Bangsa Asing menyebut perang tersebut adalah salah satu tragedi paling kelam yang pernah terjadi di dunia. Para pejuang bagaikan gelombang besar tanpa henti yang terus melawan tentara sekutu di kota Surabaya, hingga menelan puluhan ribu korban jiwa dan tewasnya para petinggi sekutu. Film yang dipastikan epik dan kolosal ini, dipercayakan pada duo Sutradara Jaya Tamalaki & Djo Arko.

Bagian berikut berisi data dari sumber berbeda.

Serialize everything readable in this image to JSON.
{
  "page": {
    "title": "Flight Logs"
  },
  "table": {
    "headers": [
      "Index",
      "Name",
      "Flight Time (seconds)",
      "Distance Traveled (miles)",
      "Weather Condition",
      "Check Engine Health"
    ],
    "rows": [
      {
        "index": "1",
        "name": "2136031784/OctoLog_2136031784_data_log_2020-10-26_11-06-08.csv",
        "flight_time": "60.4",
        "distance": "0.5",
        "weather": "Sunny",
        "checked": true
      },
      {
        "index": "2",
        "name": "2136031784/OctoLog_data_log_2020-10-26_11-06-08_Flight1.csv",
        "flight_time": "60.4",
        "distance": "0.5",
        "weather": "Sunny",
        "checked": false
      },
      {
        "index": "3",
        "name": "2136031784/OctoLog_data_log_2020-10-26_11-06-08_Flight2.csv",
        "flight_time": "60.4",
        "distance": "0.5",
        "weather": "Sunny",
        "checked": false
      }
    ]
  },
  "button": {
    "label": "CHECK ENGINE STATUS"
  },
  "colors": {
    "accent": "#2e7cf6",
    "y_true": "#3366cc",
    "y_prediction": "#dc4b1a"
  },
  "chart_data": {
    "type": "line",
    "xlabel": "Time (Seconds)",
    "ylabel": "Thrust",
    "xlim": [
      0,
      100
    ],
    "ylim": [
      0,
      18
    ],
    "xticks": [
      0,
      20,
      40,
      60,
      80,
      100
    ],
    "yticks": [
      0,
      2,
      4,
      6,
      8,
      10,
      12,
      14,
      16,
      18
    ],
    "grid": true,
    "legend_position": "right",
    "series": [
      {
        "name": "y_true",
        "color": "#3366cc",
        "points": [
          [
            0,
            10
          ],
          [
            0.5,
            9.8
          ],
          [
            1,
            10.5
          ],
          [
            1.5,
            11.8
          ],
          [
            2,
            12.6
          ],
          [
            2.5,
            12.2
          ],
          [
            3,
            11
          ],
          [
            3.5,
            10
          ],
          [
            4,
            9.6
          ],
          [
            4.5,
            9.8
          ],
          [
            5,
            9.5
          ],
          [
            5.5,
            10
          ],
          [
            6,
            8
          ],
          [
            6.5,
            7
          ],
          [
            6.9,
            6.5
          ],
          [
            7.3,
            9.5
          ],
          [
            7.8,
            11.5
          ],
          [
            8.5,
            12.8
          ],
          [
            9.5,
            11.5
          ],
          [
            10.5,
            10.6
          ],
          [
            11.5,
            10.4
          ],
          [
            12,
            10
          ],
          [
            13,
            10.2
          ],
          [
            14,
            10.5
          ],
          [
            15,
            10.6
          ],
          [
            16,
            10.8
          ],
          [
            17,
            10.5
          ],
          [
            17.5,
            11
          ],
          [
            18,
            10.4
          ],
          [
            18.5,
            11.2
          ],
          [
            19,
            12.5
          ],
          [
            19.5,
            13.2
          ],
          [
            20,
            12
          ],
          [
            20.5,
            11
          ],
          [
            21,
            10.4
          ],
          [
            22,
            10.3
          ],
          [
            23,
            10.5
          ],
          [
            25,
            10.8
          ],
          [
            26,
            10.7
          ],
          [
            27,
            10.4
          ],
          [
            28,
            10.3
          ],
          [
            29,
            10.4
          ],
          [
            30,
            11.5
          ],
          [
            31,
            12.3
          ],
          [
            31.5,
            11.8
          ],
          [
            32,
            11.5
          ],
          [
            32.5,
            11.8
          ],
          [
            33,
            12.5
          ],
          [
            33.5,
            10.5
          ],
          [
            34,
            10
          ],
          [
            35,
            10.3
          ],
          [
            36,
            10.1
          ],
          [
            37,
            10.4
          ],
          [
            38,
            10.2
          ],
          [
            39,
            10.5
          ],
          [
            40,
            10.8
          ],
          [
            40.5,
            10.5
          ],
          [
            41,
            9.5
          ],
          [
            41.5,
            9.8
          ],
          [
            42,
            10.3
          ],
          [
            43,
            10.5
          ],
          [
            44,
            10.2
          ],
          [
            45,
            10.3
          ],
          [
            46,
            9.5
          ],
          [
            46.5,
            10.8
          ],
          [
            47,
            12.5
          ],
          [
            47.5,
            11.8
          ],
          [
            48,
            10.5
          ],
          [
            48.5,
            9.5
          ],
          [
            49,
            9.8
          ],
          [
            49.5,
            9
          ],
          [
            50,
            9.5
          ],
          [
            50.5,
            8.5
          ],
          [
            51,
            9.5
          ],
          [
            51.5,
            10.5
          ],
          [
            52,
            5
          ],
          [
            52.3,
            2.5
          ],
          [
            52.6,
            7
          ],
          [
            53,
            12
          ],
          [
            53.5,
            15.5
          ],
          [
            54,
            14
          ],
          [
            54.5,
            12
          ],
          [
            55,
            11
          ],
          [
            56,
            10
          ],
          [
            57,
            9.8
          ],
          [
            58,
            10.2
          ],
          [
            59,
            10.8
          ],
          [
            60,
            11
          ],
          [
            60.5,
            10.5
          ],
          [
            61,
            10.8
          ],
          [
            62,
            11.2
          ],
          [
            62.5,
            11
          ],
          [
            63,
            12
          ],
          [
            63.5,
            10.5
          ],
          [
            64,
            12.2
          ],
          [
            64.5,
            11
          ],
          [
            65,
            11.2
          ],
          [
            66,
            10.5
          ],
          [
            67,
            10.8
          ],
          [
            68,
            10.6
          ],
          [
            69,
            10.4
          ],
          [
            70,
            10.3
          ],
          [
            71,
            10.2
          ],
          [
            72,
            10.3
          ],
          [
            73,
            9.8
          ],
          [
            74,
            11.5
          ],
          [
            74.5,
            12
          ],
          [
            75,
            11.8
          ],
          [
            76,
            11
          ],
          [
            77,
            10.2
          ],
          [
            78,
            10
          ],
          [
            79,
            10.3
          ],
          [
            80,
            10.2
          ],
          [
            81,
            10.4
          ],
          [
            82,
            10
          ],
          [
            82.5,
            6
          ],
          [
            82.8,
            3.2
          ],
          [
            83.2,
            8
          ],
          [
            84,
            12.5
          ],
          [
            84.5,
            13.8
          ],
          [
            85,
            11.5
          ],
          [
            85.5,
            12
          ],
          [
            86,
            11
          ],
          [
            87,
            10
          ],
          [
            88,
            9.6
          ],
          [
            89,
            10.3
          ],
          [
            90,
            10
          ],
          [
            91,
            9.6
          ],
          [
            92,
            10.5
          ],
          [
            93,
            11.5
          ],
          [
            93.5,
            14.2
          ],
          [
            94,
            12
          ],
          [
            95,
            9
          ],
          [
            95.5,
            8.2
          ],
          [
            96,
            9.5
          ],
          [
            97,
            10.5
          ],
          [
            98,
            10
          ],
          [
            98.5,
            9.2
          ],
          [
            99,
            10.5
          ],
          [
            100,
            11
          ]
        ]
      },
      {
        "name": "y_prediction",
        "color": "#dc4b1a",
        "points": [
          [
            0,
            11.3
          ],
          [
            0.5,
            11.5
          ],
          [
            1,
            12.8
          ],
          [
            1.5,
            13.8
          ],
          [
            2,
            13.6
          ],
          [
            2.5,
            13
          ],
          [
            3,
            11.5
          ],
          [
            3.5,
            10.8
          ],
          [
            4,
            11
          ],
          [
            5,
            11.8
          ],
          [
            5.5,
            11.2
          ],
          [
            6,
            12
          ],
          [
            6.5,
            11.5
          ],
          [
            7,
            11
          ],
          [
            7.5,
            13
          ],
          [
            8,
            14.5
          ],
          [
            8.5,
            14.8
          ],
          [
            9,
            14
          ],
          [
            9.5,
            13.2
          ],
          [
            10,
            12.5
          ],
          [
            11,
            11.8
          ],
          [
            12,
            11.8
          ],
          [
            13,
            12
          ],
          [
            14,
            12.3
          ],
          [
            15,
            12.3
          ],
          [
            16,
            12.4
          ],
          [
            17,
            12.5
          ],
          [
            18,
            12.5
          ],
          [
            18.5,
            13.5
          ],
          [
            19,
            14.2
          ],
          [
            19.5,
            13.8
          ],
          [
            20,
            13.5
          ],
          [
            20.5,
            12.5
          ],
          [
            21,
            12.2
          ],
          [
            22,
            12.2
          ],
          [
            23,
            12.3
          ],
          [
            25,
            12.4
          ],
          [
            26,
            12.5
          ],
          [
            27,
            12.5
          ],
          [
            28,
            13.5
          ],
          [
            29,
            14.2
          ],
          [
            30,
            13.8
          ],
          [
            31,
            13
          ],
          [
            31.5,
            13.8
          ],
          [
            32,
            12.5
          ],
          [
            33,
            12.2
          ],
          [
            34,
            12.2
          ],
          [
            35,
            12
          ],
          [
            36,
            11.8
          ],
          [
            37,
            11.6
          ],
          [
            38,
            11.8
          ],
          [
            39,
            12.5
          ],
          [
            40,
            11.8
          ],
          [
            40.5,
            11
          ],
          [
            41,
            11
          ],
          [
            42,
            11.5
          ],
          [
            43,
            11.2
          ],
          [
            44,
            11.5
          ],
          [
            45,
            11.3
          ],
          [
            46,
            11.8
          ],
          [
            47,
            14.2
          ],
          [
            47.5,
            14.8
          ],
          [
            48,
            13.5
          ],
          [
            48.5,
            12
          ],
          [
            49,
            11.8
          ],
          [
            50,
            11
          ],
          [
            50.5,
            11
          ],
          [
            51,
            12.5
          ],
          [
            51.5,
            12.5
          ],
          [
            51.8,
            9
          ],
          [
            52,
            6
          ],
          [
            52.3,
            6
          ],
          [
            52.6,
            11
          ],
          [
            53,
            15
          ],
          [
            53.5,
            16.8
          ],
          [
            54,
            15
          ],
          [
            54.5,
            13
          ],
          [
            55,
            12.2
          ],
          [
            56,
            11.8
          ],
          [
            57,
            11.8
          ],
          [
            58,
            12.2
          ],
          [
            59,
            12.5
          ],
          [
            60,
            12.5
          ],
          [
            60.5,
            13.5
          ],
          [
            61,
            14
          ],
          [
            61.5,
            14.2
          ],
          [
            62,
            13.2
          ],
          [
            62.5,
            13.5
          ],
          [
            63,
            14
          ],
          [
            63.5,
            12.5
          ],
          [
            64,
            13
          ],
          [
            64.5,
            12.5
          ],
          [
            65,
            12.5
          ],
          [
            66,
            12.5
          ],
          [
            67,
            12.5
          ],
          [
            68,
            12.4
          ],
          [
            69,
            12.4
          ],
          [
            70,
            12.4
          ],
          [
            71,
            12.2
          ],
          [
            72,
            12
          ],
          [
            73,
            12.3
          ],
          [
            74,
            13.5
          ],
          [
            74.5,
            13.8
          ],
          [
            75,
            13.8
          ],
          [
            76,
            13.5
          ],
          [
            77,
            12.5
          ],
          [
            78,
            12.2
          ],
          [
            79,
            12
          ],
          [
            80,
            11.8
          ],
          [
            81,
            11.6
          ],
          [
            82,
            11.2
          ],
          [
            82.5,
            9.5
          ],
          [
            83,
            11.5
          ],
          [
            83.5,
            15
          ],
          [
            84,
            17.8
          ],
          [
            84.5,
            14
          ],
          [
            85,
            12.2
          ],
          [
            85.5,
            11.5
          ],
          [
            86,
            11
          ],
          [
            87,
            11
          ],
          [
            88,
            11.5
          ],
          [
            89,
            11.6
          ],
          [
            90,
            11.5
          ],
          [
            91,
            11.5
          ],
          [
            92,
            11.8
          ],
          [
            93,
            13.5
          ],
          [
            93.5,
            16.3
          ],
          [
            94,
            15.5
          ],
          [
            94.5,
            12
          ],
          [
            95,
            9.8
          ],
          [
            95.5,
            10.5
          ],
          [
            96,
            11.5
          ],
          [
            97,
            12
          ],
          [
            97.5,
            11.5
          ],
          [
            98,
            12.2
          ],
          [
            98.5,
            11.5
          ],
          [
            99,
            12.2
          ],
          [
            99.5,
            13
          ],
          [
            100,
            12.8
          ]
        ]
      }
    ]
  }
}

"Cerita film ini sebenarnya sudah selesai kami tulis tahun lalu. Kronologis peristiwa dan peran tokoh-tokoh besar lainnya juga ditampilkan dengan runut dalam film nanti. Kemasan kreatif juga dibuat semenarik mungkin agar menjadi tontonan film Sejarah yang fress dan tidak membosankan. Harapannya bisa menjadi salah satu pemantik jiwa nasionalisme dan cinta tanah air para generasi muda kita yang saat ini hampir terdegradasi oleh serbuan tayangan asing yang dominan. Sehingga mengancam identitas kebangsaan, budaya, dan nasionalisme kita," ujar Jaya Tamalaki.
Sedangkan Djo Arko yang berpenampilan nyentrik mengatakan, “film 8 Warriors ini memiliki tingkat kesulitan tinggi yang harus disikapi dengan serius. Seperti menghadirkan kembali environment kota Surabaya pada masa lampau berikut suasana perang besarnya yang dilakoni oleh ribuan orang baik di darat, laut, maupun udara. Tantangan berat ini, perlu konsep matang yang dipastikan akan memaduan teknis real shot dengan tehnologi visual modern atau yang populer disebut dengan CGI (Computer Generated Imagery). Saya percaya pada team kami, akan mampu merealisasikan film mendekati suasana aslinya”.